The result I got looks like following, where I only include the correlation of maximum and minimum absolute value.
...
mercedes-benz: 0.5603995843314602
...
nissan: -0.06261400477790607
...

However, I am not sure how should I interpret this result. More specifically, does this mean "mercedes-benz" has larger correlation (absolute value) because the brand name could better explain the price while "nissan" could not?
The following are histograms of two brands (top - "nissan", bottom - "mercedes-benz")


 A: I am the user that wrote the linked answer on computing correlation between categorical variables and continuous variables.  This answer merely notes how the correlation is computed between these kinds of variables --- it does not suggest plotting the correlation values as a useful visual description of the data.  In my view, it is not very useful for you to plot these correlation values.  As you will see from the correlation formulae, the correlation values are really just comparisons of the conditional mean of individual categories compared to the overall mean taken over all categories.  It is not adding any information beyond knowledge of the sample means of the categories.

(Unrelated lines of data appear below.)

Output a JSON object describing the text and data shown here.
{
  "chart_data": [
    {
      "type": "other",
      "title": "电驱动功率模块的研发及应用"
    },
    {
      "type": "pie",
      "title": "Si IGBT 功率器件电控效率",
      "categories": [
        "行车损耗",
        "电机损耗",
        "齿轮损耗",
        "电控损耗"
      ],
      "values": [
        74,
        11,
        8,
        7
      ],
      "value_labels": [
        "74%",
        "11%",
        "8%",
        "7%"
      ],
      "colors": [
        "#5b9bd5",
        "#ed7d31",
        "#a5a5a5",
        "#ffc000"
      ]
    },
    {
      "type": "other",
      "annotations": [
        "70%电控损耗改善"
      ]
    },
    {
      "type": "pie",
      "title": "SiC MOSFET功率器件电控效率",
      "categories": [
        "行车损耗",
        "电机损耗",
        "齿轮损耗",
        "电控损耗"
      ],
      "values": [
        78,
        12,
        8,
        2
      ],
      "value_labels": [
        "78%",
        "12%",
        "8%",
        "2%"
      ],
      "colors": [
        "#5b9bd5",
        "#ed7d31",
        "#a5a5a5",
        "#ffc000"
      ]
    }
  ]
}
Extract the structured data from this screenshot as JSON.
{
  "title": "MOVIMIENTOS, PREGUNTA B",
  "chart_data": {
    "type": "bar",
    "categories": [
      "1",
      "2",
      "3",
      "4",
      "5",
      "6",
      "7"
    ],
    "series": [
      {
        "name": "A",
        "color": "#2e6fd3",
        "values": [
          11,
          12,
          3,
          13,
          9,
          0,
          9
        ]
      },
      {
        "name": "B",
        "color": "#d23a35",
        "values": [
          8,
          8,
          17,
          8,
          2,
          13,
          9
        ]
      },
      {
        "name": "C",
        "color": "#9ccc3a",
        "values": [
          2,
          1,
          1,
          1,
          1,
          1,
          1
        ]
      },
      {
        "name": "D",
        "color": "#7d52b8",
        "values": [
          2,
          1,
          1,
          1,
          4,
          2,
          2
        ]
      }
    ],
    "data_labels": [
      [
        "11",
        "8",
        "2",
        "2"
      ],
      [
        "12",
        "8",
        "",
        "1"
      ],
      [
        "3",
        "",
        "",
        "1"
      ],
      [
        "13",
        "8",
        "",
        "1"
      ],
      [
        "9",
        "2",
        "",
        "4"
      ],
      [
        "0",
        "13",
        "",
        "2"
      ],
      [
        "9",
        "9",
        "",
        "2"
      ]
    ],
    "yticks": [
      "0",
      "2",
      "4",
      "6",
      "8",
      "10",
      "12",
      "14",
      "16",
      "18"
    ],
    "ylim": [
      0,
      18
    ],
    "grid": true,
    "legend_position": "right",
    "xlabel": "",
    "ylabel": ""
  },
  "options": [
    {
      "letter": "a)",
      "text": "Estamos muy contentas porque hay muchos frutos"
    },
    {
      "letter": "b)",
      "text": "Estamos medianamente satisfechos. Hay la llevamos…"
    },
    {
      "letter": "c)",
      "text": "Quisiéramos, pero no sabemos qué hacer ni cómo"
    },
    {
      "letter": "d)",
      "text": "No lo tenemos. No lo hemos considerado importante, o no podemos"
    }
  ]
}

For that reason, if you want to plot something here, it would be much more informative (and simpler) for you to use a standard plot showing a comparison between a categorical variable and a continuous variable.  A simple boxplot would suffice, but I prefer a jitter-plot (you can find an example here showing a jitterplot with overlayed boxplots).  This is a standard plot used for this kind of data.  It gives the reader a clear visual summary of the distribution of the continuous variable over each category, and also shows the sample mean of each category.  There is no sense trying to reinvent the wheel here --- just use the standard plots for this problem.